Secara formal, PTUN mengenal hukum acara cepat. Dalam hukum acara cepat, majelis hakim dapat memeriksa perkara dengan tenggang waktu jawaban dan pembuktian dari kedua belah pihak masing-masing tak melebih 14 hari.
”Tadi, dalam persidangan, kami meminta kepada majelis hakim agar ada percepatan persidangan karena, apabila perkara ini diputuskan setelah 9 Desember, akan jadi sia-sia. Kami meminta kepada majelis hakim PTUN agar diputuskan sebelum hari pemungutan suara pilkada,” tutur Syahputra.
Syahputra berharap ada kebijaksanaan majelis hakim untuk memutuskan bahwa permintaan acara pemeriksaan cepat itu dapat diterima majelis hakim. Dia mengatakan, permohonan itu beralasan hukum karena berkaitan dengan aspek kesehatan dan keselamatan jiwa masyarakat. Pilkada yang dilaksanakan di saat pandemi Covid-19 belum tertangani sesuai standar Organisasi Kesehatan Dunia (WHO) berpotensi membahayakan nyawa manusia.
Sementara itu, Enrico Simanjuntak dari Humas PTUN Jakarta mengatakan, sesuai Pasal 98 UU Nomor 51 Tahun 2009, permohonan pemeriksaan cepat harus didalilkan dalam permohonan penggugat. Setelah itu, ketua PTUN memiliki waktu 14 hari setelah diterimanya permohonan itu untuk mengeluarkan penetapan tentang dikabulkan atau tidaknya permohonan tersebut.
Jika dikabulkan, ketua PTUN kemudian menetapkan hari, tempat, dan waktu sidang tanpa melalui prosedur pemeriksaan persiapan. Pemeriksaan dengan cepat ini akan dilakukan oleh hakim tunggal. Adapun tenggang waktu untuk jawaban dan pembuktian bagi kedua belah pihak masing-masing ditentukan tidak melebihi 14 hari.
”Ketua PTUN yang menentukan apakah permohonan pemeriksaan cepat itu beralasan hukum atau tidak sehingga bisa diterima atau tidak. Permohonan itu disesuaikan dengan kebutuhan atau urgensi perkara yang diajukan,” kata Enrico.
Enrico juga mengatakan bahwa permohonan pemeriksaan cepat harus didalilkan dalam berkas permohonan penggugat. Sebab, berkas permohonan itulah yang nantinya akan diperiksa ketua PTUN. Permohonan tidak bisa hanya disampaikan secara lisan di persidangan.

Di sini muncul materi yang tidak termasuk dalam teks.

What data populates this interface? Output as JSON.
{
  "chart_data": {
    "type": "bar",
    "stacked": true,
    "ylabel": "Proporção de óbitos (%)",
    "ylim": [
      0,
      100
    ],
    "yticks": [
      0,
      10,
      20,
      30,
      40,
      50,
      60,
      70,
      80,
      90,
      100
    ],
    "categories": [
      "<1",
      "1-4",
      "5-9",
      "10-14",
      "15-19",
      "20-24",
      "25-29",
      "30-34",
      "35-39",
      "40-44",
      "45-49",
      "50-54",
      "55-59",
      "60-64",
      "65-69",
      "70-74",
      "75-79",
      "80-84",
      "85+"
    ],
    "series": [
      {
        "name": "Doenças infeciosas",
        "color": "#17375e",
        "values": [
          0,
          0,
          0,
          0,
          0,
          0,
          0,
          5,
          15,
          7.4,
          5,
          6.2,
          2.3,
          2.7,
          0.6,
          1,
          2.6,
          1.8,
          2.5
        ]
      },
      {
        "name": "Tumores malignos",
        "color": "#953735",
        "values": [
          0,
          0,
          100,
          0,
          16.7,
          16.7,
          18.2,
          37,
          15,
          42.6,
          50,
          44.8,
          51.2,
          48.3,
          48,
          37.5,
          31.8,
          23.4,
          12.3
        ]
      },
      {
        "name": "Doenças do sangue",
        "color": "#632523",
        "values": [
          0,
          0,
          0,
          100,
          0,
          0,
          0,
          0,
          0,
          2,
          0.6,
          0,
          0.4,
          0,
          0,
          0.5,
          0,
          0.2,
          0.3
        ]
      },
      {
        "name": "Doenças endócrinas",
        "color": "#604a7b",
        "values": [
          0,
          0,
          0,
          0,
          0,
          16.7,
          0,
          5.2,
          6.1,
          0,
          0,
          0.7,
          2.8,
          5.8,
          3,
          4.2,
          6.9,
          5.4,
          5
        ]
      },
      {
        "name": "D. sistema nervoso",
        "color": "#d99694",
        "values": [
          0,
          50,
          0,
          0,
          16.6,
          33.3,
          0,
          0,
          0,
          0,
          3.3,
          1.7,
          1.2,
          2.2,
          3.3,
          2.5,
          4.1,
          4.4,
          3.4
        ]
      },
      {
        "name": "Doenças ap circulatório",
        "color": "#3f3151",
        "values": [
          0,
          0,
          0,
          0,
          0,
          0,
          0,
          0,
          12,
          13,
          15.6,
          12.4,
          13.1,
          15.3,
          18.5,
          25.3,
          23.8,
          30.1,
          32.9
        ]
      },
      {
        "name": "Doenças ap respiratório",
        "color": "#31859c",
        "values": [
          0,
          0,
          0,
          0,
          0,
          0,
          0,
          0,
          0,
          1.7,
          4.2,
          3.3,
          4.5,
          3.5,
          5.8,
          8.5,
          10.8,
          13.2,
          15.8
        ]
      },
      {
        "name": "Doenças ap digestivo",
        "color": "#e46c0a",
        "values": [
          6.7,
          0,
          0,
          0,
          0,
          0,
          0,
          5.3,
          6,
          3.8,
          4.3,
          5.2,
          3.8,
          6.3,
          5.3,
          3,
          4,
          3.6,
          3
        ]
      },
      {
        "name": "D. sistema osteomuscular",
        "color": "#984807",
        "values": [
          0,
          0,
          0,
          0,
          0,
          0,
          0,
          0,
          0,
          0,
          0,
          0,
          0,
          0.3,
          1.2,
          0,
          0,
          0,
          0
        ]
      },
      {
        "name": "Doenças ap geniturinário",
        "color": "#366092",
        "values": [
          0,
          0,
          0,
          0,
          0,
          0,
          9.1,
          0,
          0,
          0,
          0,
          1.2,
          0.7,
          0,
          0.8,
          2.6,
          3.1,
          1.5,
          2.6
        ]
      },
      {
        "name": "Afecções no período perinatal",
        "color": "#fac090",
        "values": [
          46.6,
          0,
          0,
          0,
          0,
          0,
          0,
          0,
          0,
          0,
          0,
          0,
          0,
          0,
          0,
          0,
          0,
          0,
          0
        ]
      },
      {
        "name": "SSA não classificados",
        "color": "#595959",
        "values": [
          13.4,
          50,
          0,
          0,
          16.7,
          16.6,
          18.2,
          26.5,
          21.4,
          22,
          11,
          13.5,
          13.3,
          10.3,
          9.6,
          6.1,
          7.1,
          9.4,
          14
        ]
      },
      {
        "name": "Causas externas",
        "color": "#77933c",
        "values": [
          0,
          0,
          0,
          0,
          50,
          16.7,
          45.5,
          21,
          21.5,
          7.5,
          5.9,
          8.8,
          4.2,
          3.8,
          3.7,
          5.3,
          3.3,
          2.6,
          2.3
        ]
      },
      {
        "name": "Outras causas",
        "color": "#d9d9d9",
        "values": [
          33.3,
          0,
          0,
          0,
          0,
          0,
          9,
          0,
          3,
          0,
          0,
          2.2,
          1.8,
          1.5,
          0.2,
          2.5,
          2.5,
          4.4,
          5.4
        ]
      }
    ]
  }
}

Terkait hal itu, Syahputra mengatakan, masalah teknis mengenai surat kuasa dan berkas gugatan akan diperbaiki, baik secara formil maupun substansinya. Majelis hakim telah memberikan saran agar berkas gugatan diperbaiki dari aspek cara penyampaian, spesifikasi letak tata urutan naskah, hingga substansi materinya. Menurut dia, berkas gugatan itu akan diselesaikan dan diserahkan kembali ke PTUN untuk persidangan berikutnya pada 26 November.
”Kami akan perbaiki berkas dokumen gugatan yang kami ajukan. Termasuk soal permintaan pemeriksaan cepat,” kata Syahputra.
Anggota KPU, Hasyim Asyari, mengatakan, pihak KPU hadir memenuhi undangan sidang pemeriksaan persiapan di PTUN Jakarta, Kamis. Pihak tergugat yang tidak hadir adalah Komisi II DPR dan DKPP. Pihak DKPP tidak hadir, tetapi mengirimkan surat pemberitahuan.
Dalam persidangan tersebut, majelis hakim menyampaikan bahwa dasar pengajuan gugatan perbuatan melawan hukum dikenal dalam Peraturan Mahkamah Agung (Perma) Nomor 02 Tahun 2019 dan menjadi kewenangan PTUN. Namun, karena masih ada perbaikan substansi gugatan, majelis memberikan waktu kepada pihak penggugat untuk memperbaiki gugatannya.
”Sidang ditunda dan dilanjutkan pada Kamis 26 November 2020 masih dengan agenda pemeriksaan persiapan,” kata Hasyim.